Es braucht einen globalen Blick auf Migration und die notwendigen Transformationsprozesse, die vor uns liegen – eine sozialökologische Wende, die strukturell Wirtschafts- und Wachstumsmodelle verändert.

Ein Beitrag aus Flucht. Ursachen bekämpfen, Flüchtlinge schützen © Thomas Lohnes, epd-bild.de

Im UN-Gebäude am Eastriver in New York wurde Ende Mai 2022 fünf Tage lang über Migration diskutiert – über Rechte von Menschen vor Ort und auf ihren Wegen in und durch Nachbarstaaten und in andere
Regionen.
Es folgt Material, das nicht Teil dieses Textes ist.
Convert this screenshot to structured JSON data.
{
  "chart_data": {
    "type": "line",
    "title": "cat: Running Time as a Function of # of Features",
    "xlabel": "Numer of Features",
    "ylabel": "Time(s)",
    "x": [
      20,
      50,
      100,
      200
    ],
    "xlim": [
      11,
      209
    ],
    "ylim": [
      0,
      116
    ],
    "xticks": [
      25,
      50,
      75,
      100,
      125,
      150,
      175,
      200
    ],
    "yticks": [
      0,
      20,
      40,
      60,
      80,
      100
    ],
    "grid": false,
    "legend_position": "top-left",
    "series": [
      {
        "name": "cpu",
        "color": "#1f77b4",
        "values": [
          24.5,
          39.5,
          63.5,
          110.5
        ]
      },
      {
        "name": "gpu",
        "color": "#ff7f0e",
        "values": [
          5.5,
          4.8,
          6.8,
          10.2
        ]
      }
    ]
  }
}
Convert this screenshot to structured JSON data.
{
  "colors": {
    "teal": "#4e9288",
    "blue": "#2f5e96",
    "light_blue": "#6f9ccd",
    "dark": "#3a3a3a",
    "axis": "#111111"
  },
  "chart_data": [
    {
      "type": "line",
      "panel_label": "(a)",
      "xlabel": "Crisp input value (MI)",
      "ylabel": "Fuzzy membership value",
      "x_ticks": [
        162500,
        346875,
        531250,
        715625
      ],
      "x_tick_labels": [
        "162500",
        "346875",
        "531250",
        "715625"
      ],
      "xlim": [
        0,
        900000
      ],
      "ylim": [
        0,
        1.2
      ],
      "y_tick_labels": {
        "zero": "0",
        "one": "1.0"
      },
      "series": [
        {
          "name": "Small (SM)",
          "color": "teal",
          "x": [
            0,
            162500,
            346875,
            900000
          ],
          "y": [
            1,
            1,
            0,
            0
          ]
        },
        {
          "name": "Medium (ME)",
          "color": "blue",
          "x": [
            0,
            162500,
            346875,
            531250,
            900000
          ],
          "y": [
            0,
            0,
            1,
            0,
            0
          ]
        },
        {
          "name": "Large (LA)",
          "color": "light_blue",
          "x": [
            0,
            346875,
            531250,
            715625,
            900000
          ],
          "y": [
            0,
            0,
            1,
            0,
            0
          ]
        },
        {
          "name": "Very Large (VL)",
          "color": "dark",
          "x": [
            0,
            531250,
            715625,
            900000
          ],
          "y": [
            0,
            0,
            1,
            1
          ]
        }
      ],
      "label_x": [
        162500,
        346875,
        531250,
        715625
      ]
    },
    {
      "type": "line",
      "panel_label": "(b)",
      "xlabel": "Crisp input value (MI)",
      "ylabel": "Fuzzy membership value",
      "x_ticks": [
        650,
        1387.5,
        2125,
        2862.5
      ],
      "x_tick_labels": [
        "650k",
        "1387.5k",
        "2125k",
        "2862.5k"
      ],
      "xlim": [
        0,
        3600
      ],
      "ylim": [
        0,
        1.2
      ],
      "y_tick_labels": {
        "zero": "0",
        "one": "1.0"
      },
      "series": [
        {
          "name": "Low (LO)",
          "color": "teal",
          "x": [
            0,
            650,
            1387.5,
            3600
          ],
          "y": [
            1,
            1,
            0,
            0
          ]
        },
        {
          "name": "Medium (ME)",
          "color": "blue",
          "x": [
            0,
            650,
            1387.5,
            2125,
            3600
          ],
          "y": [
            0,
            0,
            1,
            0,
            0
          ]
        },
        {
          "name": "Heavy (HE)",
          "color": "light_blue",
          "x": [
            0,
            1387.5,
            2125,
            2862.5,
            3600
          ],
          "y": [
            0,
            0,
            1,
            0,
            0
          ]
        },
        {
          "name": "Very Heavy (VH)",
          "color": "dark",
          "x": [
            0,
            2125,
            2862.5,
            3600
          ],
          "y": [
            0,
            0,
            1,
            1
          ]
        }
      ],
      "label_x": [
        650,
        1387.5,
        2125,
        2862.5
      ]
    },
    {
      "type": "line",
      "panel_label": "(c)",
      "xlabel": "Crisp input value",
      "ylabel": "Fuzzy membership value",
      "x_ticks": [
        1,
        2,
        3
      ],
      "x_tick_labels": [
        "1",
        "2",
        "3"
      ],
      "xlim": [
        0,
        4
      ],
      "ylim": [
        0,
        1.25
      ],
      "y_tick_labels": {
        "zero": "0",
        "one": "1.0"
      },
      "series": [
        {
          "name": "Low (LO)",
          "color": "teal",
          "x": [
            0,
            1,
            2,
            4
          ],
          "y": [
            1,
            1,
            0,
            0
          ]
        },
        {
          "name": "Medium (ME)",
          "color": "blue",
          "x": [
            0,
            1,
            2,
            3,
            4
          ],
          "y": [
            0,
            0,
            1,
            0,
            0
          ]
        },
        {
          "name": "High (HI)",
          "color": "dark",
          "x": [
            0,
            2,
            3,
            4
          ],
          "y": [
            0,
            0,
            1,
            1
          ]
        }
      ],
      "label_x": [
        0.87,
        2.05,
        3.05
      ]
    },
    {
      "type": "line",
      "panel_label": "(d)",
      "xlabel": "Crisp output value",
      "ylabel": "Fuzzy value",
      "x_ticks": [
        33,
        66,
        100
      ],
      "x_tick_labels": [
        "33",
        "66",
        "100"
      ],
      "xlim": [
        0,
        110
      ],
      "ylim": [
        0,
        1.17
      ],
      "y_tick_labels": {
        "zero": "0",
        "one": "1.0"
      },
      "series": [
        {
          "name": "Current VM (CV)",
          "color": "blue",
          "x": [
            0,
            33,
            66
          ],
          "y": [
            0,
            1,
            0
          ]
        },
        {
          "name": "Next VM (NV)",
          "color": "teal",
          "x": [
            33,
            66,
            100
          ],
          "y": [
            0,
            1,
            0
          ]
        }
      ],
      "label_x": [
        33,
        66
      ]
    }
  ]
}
Viele Länder haben sich an der Generaldebatte beteiligt, und während die Perspektiven auf Migration als Chance, als Bedrohung, als politisches Instrument oder Verjüngungskur für den eigenen Arbeitsmarkt unterschiedlicher kaum hätten sein können, wurde doch deutlich, dass das Thema weltweit nach wie vor hochumstritten und emotional ist.
Nicht wenige Staaten wollen einer empfundenen Entgrenzung menschlicher Mobilität harte Barrieren entgegensetzen und diesen Teil der Globalisierung einschränken, während der Handel und der Fluss von Gütern, Dienstleistungen und Kapital möglichst unbegrenzt geschehen soll. Viel zu selten werden beide Phänomene zusammengedacht und Migration als Folge gerade dieser Handels- und Wirtschaftsstrukturen verstanden.

Unsere Art zu leben bestimmt das Leben anderer

Im Kontext der Erderhitzung ist die Verantwortung der emittierenden Staaten mittlerweile verstanden worden – die Konsequenzen tragen sie aber bisher nur zu einem geringen Teil. Vertreibung aufgrund von
Klimaveränderungen
sehen wir bereits heute in vielen Teilen der Welt, prominent in den Inselstaaten des Pazifiks, deren Lebenswelten gänzlich zu verschwinden drohen. Weniger medial sichtbar sind sie in anderen Regionen durch lang anhaltende Dürren, unregelmäßige Niederschläge und somit Ernteausfälle, Versalzung von Böden oder durch wiederkehrende Naturkatastrophen, etwa in Asien oder im südlichen und östlichen Afrika. In der Regel werden dadurch Menschen ihrer Lebensgrundlagen beraubt, häufig gerade jene, die wenig abgesichert sind, Ernte- und Einkommensschwankungen nicht ausgleichen können und über weniger Ressourcen verfügen.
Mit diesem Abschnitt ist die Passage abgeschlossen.